Ich sitze in einem Hotel in Jena. Genau so wie vor 15 Jahren, als ich das erste Mal nach Jena gekommen bin. Damals hab ich nicht damit gerechnet, dass meine Zeit in Thüringen so lange dauern wird. Ich hab mit 2 Jahren gerechnet – geworden sind es 15. Meine Wohnung habe ich heute leergeräumt und zurückgegeben. Und morgen bin auch ich dann wieder zurück; in Österreich.
Dass ich Jena sehr toll finde und in dieser Stadt extrem gerne gelebt habe, habe ich ja schon vor 5 Jahren sehr ausführlich erklärt. Dem, was ich damals über die Vorzüge von Jena geschrieben habe, habe ich eigentlich nichts hinzuzufügen. Ich kann Jena immer noch sehr empfehlen. Es ist eine junge, lebendige, offene, internationale und lebenswerte Stadt. Die Uni und die Fachhochschule prägen Jena; genau so wie die optische Astronomie und die lange wissenschaftliche Tradition. Die Natur in und um Jena herum ist immer noch enorm schön; nicht umsonst heißt der große Park mitten in der Stadt “Paradies”.
Aber so gern ich hier auch gelebt habe: Jetzt ist es Zeit, die Stadt zu verlassen. Gekommen bin ich damals im Jahr 2005 um als Astronom an der Universitätssternwarte zu arbeiten. Was ich dann auch 3 Jahre gemacht habe. Danach bin ich geblieben; jetzt als freier Wissenschaftsautor. Dieser Job hat wesentlich mehr Reisen nötig gemacht als davor – was aber kein Problem war. Meine Lesungen und Vorträge habe ich hauptsächlich in Deutschland gemacht und da kann man kaum zentraler wohnen als in Thüringen. Seit 5 Jahren aber bin ich auch mit den Science Busters unterwegs. Das hat nicht nur sehr viel mehr Reisen nötig gemacht sondern auch sehr viel mehr Reisen außerhalb von Deutschland. Ich war in den letzten Jahren beruflich viel öfter in Österreich unterwegs als in Deutschland. Und habe vermutlich mehr Zeit außerhalb von Jena verbracht als zuhause. In den letzten beiden Jahren war ich nie länger als ein bis zwei Wochen am Stück zuhause und die ganze Reiserei wurde nicht einfacher, da Jena seit ein paar Jahren vom Fernverkehr der Deutschen Bahn abgekoppelt worden ist.
Ich habe also schon länger überlegt, Jena zu verlassen und nach Österreich zu ziehen. Aber einerseits habe ich Jena wirklich gern und wollte nicht weg, auch wenn ich nur so wenig Zeit in der Stadt verbracht habe.
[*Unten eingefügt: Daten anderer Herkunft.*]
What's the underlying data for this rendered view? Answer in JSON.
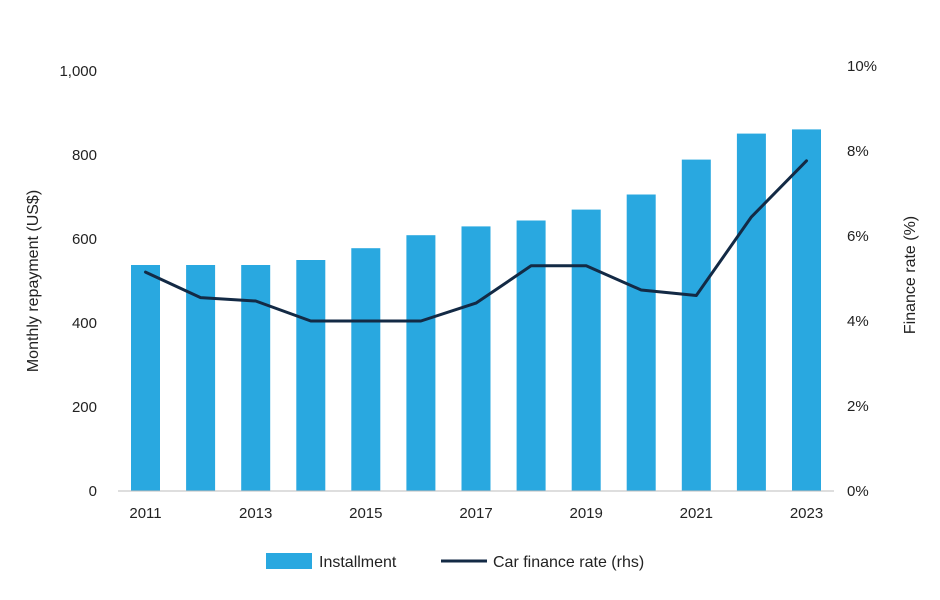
{
  "chart_data": {
    "type": "bar",
    "categories": [
      "2011",
      "2012",
      "2013",
      "2014",
      "2015",
      "2016",
      "2017",
      "2018",
      "2019",
      "2020",
      "2021",
      "2022",
      "2023"
    ],
    "x_tick_labels": [
      "2011",
      "2013",
      "2015",
      "2017",
      "2019",
      "2021",
      "2023"
    ],
    "series": [
      {
        "name": "Installment",
        "type": "bar",
        "axis": "left",
        "color": "#29a8e0",
        "values": [
          538,
          538,
          538,
          550,
          578,
          609,
          630,
          644,
          670,
          706,
          789,
          851,
          861
        ]
      },
      {
        "name": "Car finance rate (rhs)",
        "type": "line",
        "axis": "right",
        "color": "#132a45",
        "values": [
          5.15,
          4.55,
          4.47,
          4.0,
          4.0,
          4.0,
          4.42,
          5.3,
          5.3,
          4.73,
          4.6,
          6.45,
          7.77
        ]
      }
    ],
    "ylabel": "Monthly repayment (US$)",
    "ylim": [
      0,
      1000
    ],
    "y_ticks": [
      "0",
      "200",
      "400",
      "600",
      "800",
      "1,000"
    ],
    "y2label": "Finance rate (%)",
    "y2lim": [
      0,
      10
    ],
    "y2_ticks": [
      "0%",
      "2%",
      "4%",
      "6%",
      "8%",
      "10%"
    ],
    "grid": false,
    "legend_position": "bottom-center"
  }
}
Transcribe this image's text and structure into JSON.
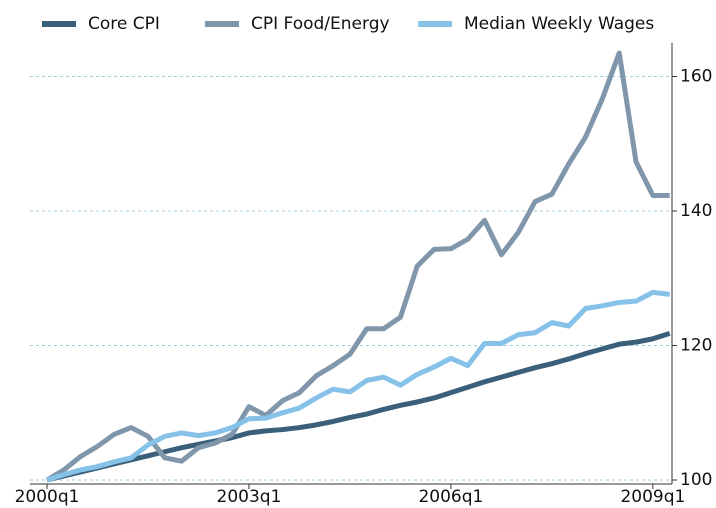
{
  "chart_data": {
    "type": "line",
    "categories": [
      "2000q1",
      null,
      null,
      null,
      null,
      null,
      null,
      null,
      null,
      null,
      null,
      null,
      "2003q1",
      null,
      null,
      null,
      null,
      null,
      null,
      null,
      null,
      null,
      null,
      null,
      "2006q1",
      null,
      null,
      null,
      null,
      null,
      null,
      null,
      null,
      null,
      null,
      null,
      "2009q1",
      null
    ],
    "series": [
      {
        "name": "Core CPI",
        "color": "#3a5f7a",
        "values": [
          100,
          100.6,
          101.2,
          101.8,
          102.4,
          103.0,
          103.6,
          104.2,
          104.8,
          105.3,
          105.8,
          106.3,
          107.0,
          107.3,
          107.5,
          107.8,
          108.2,
          108.7,
          109.3,
          109.8,
          110.5,
          111.1,
          111.6,
          112.2,
          113.0,
          113.8,
          114.6,
          115.3,
          116.0,
          116.7,
          117.3,
          118.0,
          118.8,
          119.5,
          120.2,
          120.5,
          121.0,
          121.8
        ]
      },
      {
        "name": "CPI Food/Energy",
        "color": "#8096ab",
        "values": [
          100,
          101.5,
          103.5,
          105.0,
          106.8,
          107.8,
          106.5,
          103.3,
          102.8,
          104.8,
          105.5,
          106.8,
          110.9,
          109.6,
          111.8,
          113.0,
          115.5,
          117.0,
          118.7,
          122.5,
          122.5,
          124.2,
          131.8,
          134.3,
          134.4,
          135.8,
          138.6,
          133.5,
          136.8,
          141.4,
          142.5,
          147.0,
          151.0,
          156.7,
          163.5,
          147.3,
          142.3,
          142.3
        ]
      },
      {
        "name": "Median Weekly Wages",
        "color": "#86c1e8",
        "values": [
          100,
          100.8,
          101.5,
          102.0,
          102.7,
          103.3,
          105.2,
          106.5,
          107.0,
          106.6,
          107.0,
          107.8,
          109.1,
          109.2,
          110.0,
          110.7,
          112.2,
          113.5,
          113.1,
          114.8,
          115.3,
          114.1,
          115.7,
          116.8,
          118.1,
          117.0,
          120.3,
          120.3,
          121.6,
          121.9,
          123.4,
          122.9,
          125.5,
          125.9,
          126.4,
          126.6,
          127.9,
          127.6
        ]
      }
    ],
    "ylim": [
      100,
      165
    ],
    "yticks": [
      100,
      120,
      140,
      160
    ],
    "grid": true,
    "y_axis_side": "right",
    "legend": "top"
  }
}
Andererseits ist so ein internationaler Umzug als Freiberufler ja auch ein enormer vor allem bürokratischer Aufwand. Und ich hab auch nicht wirklich gewusst, wohin ich übersiedeln soll. Wien wäre die logische Wahl gewesen; da habe ich vor meiner Zeit in Jena ja schon sehr gerne gewohnt und da ist auch der Schwerpunkt meiner Science-Busters-Arbeit.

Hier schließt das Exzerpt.